Robert Griffin's father confirmed to USA TODAY Sports that it was determined Wednesday his son needed to have his anterior cruciate ligament repaired.
"Robert's ACL is intact, but not enough for his profession," Griffin II said, via text message. "You and I could be fine. But he is an athlete. So they will replace."
Griffin is facing a long recovery after surgery Wednesday morning to his lateral collateral ligament and his ACL. Earlier, a source close to Griffin told NFL.com's Jeff Darlington that the final determination on if Griffin needed his ACL repaired would be made during surgery by Dr. James Andrews.
During surgery, it was determined the ACL also needed to be repaired.
Getting both ligaments repaired could slow Griffin's recovery, but we're living in a different era of ACL surgeries. Adrian Peterson nearly broke the NFL's rushing record after tearing his ACL in late December 2011. Players routinely return from ACL surgery in time for Week 1 after getting injured late in the season.

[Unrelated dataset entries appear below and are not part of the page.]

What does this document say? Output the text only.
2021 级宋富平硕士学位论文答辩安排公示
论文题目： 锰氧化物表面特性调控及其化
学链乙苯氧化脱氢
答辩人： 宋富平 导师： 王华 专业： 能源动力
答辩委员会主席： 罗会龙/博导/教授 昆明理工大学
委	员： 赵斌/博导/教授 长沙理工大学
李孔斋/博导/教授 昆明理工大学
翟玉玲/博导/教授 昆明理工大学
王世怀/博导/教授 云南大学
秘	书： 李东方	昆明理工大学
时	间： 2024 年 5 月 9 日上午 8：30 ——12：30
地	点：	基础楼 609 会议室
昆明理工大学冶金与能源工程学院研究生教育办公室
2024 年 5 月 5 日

Every player's recovery varies. We'll hear a lot of estimated timelines, but no one knows this early in the process.
Some players need a full season to get fully back up to speed. Others, like Peterson, look better than ever. It's discouraging for Griffin's development because he will have to focus on rehab rather than honing his skills in his first full offseason as a pro. But he has been through this before at Baylor, and Griffin's accuracy and decision-making stood out even more than his speed as a rookie.
Griffin likely will have to lean on those skills more than ever in 2013, because the Redskins' read-option offense might have to be pared down as Griffin gets healthy again.
RG3 somehow managed to rise above the lofty expectations and hype he brought to the NFL in his rookie season. There's no reason to think he can't overcome this injury, too.